Ces propos dépassent la critique de la personne de métier. L'appelant ne se contente pas de dénier des qualités à l'intimé, comme président de la CDB, ou de lui imputer des défauts ou un manque d'équité dans ses décisions. Il s'agit, au contraire, de suggérer que l'intimé abuse des pouvoirs de sa charge en faisant pression sur un concurrent direct, "pour en réalité fausser le marcher, le verrouiller pour le seul profit d'une caste d'avocats traditionnels dont les membres de la CDB sont l'archétype", c'est-à-dire à des fins propres, personnelles et lucratives. Cette pression se serait exercée par la menace "d'un dommage financier important". Même à retenir que, compte tenu de son poste, exposé, l'intimé devait savoir essuyer la critique, il n'avait pas à souffrir le reproche d'infractions pénales pour autant.

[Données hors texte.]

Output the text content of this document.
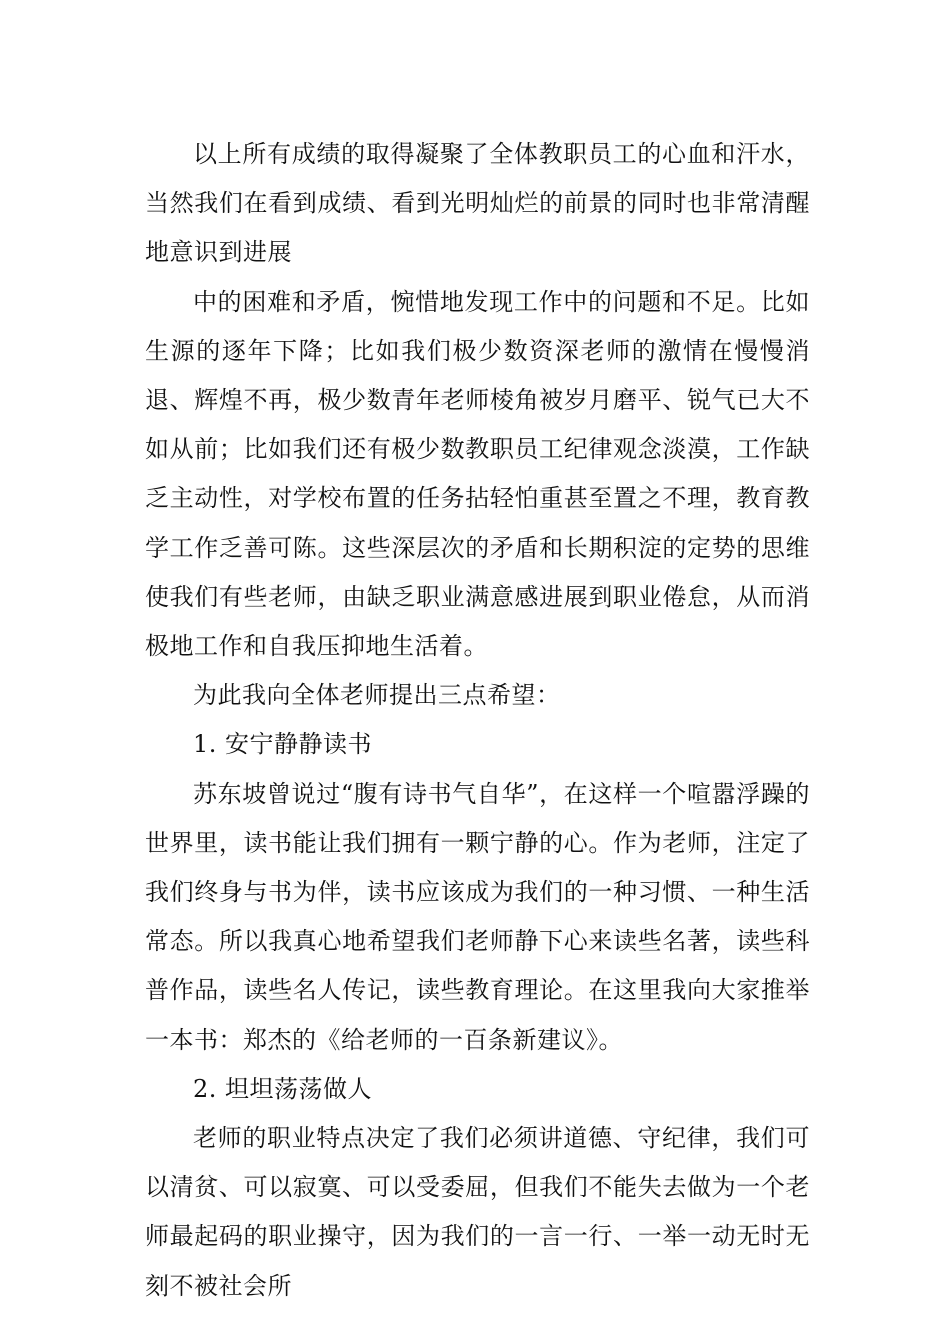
以上所有成绩的取得凝聚了全体教职员工的心血和汗水，当然我们在看到成绩、看到光明灿烂的前景的同时也非常清醒地意识到进展

中的困难和矛盾，惋惜地发现工作中的问题和不足。比如生源的逐年下降；比如我们极少数资深老师的激情在慢慢消退、辉煌不再，极少数青年老师棱角被岁月磨平、锐气已大不如从前；比如我们还有极少数教职员工纪律观念淡漠，工作缺乏主动性，对学校布置的任务拈轻怕重甚至置之不理，教育教学工作乏善可陈。这些深层次的矛盾和长期积淀的定势的思维使我们有些老师，由缺乏职业满意感进展到职业倦怠，从而消极地工作和自我压抑地生活着。

为此我向全体老师提出三点希望：

1. 安宁静静读书

苏东坡曾说过“腹有诗书气自华”，在这样一个喧嚣浮躁的世界里，读书能让我们拥有一颗宁静的心。作为老师，注定了我们终身与书为伴，读书应该成为我们的一种习惯、一种生活常态。所以我真心地希望我们老师静下心来读些名著，读些科普作品，读些名人传记，读些教育理论。在这里我向大家推举一本书：郑杰的《给老师的一百条新建议》。

2. 坦坦荡荡做人

老师的职业特点决定了我们必须讲道德、守纪律，我们可以清贫、可以寂寞、可以受委屈，但我们不能失去做为一个老师最起码的职业操守，因为我们的一言一行、一举一动无时无刻不被社会所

Il ne fait aucun doute que la présente cause a trait à la politique de la CDB. Il faut reconnaître à l'appelant que c'est en premier lieu cette politique qu'il a voulu dénoncer le 21 février 2020, soit la manière dont la CDB conduisait ses procédures et traitait ses dossiers, jugée "discriminatoire". Les termes de son courrier le démontrent, à commencer par son titre ; le mot "politique" y apparaît à de réitérées reprises. Il en va de même de son courrier, postérieur, adressé au Conseil d'État. Et l'appelant s'en est expliqué, de façon convaincante. Cela étant, outre le fait que l'intimé, président de la CDB et avocat, n'est pas un acteur de la vie politique, devant tolérer de se faire rabaisser dans les qualités qu'il croit avoir, l'appelant n'était aucunement légitimé à le faire apparaître comme méprisable. Lui reprocher la commission d'infractions sortait du cadre normal du "débat politique". C'était une chose que de lui faire le grief de favoriser tel ou tel concurrent sur le marché et de ne pas respecter le "principe de neutralité". C'en était une autre que de jeter le soupçon sur sa droiture et de le désigner comme l'auteur d'infractions.

En conclusion, aux yeux d'un lecteur moyen, les assertions de l'appelant, reprises dans l'acte d'accusation, font apparaître Me C______, membre avocat et président de la CDB, comme une personne méprisable. C'est bien d'une conduite contraire à l'honneur dont l'appelant l'accuse.

Le fait que l'appelant dit connaître les membres avocats de la CDB, les respecter et les tutoyer n'empêche pas ce constat.

Une réserve doit être apportée. Dire de l'intimé qu'il "fait du Trump pur sucre" et use de "méthodes trumpistes" relève d'un jugement de valeur, non d'une allégation de fait, qui ne tombe donc pas sous le coup de la loi.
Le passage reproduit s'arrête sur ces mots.